The registered provider has statutory obligation to inform the CQC about a range of occurrences that may affect the health, safety and welfare of people who use the service. This is so that CQC can take follow-up action to safeguard the interests of people if required. The registered provider had failed to report all such events. CQC was, therefore, not able to monitor the events that affect the health, safety and welfare of people who used the service.

11 September 2013

During a routine inspection

We found that care records contained information about the life history of each person and provided detailed guidance for staff on how people wished to be supported. People's personal preferences such as their daily and bedtime routines were also taken into account as well as their end of life care wishes.

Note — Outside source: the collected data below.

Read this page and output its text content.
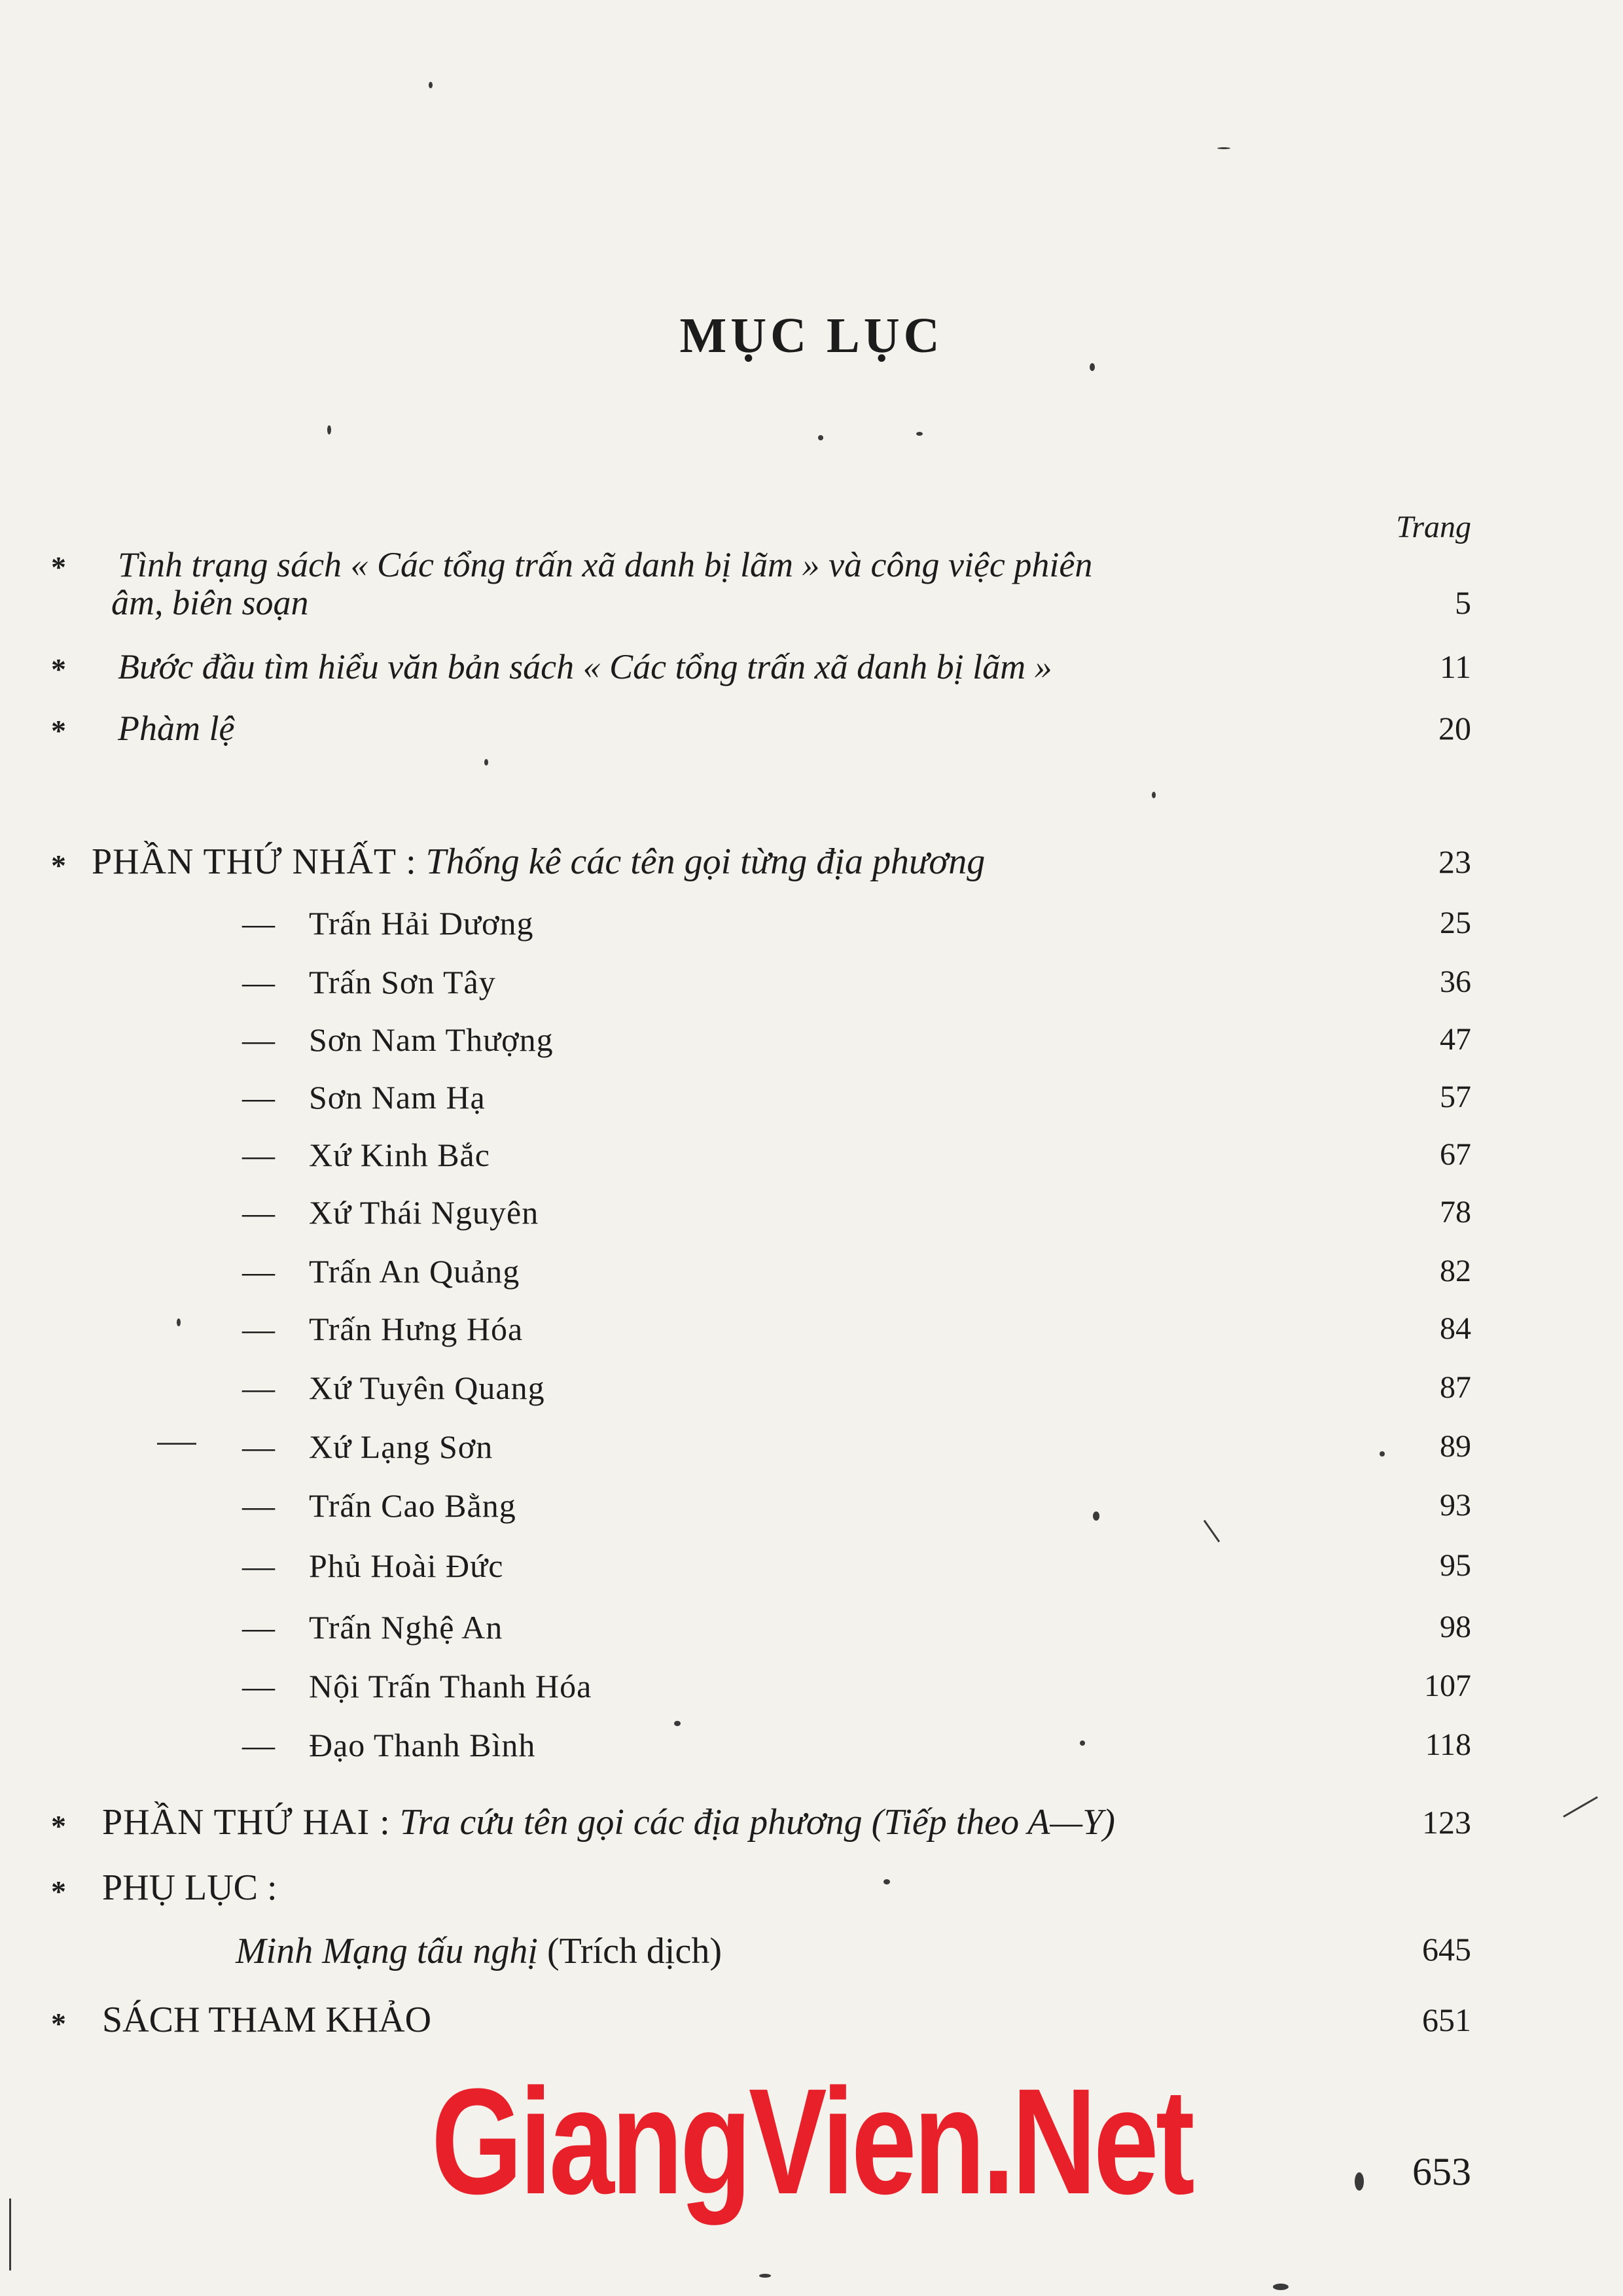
MỤC LỤC
Trang
* Tình trạng sách « Các tổng trấn xã danh bị lãm » và công việc phiên
âm, biên soạn	5
* Bước đầu tìm hiểu văn bản sách « Các tổng trấn xã danh bị lãm »	11
* Phàm lệ	20
* PHẦN THỨ NHẤT : Thống kê các tên gọi từng địa phương	23
— Trấn Hải Dương	25
— Trấn Sơn Tây	36
— Sơn Nam Thượng	47
— Sơn Nam Hạ	57
— Xứ Kinh Bắc	67
— Xứ Thái Nguyên	78
— Trấn An Quảng	82
— Trấn Hưng Hóa	84
— Xứ Tuyên Quang	87
— Xứ Lạng Sơn	89
— Trấn Cao Bằng	93
— Phủ Hoài Đức	95
— Trấn Nghệ An	98
— Nội Trấn Thanh Hóa	107
— Đạo Thanh Bình	118
* PHẦN THỨ HAI : Tra cứu tên gọi các địa phương (Tiếp theo A—Y)	123
* PHỤ LỤC :
Minh Mạng tấu nghị (Trích dịch)	645
* SÁCH THAM KHẢO	651
GiangVien.Net	653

We spoke with six people who used the service and four relatives. They all told us they had no concerns with the care and treatment that was provided. Comments included: "My relative is kept warm, clean and well fed. Their needs are always met" and "I'm satisfied and I couldn't be happier."

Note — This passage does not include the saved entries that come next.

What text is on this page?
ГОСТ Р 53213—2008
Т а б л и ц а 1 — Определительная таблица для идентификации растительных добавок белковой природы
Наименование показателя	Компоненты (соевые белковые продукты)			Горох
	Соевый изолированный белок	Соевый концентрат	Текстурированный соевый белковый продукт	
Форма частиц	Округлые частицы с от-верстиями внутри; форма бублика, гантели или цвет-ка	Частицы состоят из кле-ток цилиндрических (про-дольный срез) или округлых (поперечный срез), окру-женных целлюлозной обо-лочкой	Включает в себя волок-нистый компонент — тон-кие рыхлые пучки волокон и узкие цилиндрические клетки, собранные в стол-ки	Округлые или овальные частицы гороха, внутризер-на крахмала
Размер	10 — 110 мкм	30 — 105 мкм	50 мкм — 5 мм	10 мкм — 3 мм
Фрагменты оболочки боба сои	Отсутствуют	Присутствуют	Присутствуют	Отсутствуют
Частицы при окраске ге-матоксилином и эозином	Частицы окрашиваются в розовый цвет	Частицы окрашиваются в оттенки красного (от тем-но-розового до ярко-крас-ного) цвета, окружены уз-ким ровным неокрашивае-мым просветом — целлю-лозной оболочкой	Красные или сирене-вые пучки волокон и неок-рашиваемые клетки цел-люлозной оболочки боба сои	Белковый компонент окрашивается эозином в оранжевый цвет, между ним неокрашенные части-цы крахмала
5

We sat with people who used the service during the lunchtime period in one of the dining rooms. We saw that staff were present as people had lunch and assisted people to eat where required. We saw that people who used the service and staff interacted positively throughout this period.

From examination of records and discussions with staff, people who used the service and their relatives we found there were enough qualified, skilled and experienced staff to meet people's needs.

We found that records were kept securely and could be located promptly when needed. This included staff personnel files and clinical records for people who used the service. The service also had data protection policies and procedures in place. We saw they were in line with the Data Protection Act 1998.

23 January 2013

During a routine inspection

We spoke to five people who used the service who said that they were well looked after and happy with the service they received. Some comments made were: -

'It's a lovely place. The staff look after me well.'

'I'm well looked after. The staff are nice people. I like the food.'

'I have been here for five years and I am very happy. The staff are very nice and helpful.'

We spoke to one relative who told us that they were happy with the care provided. They said they were kept informed about their relatives' well-being. They described the staff as professional, caring and attentive.

There were practices in place to ensure that people who used the service were consulted and that their views were obtained.

People had been assessed before they began to use the service and they had a care plan in place which gave guidance to staff on the support they needed.

We found that the home was clean with and there were systems in place to promote infection control.

There were suitable recruitment checks in place for staff at the time of our visit.

There was a system in place to ensure that complaints were effectively managed.

No information of concern was reported by Cheshire West and Chester Council.

Cheshire West and Chester Local Involvement Network visited the service in October 2012. They said that the home was warm and friendly and that people looked well cared for. They made some recommendations for the improvement of the home environment.

13 October 2011

During a routine inspection

We spoke with people living at Redwall's and they said that the care they received was very good. They said that they felt supported by the staff and comments made were;

'staff are very helpful'

'staff are caring and considerate'

'the home is friendly and homely.'

People spoken with also said that they felt safe and happy living at Redwall's. One person said, 'I can speak to the staff about anything'.

We spoke to people and they said that there is always staff around when you need them and they told us that they are consulted about their care and support and they feel their wishes are listened to.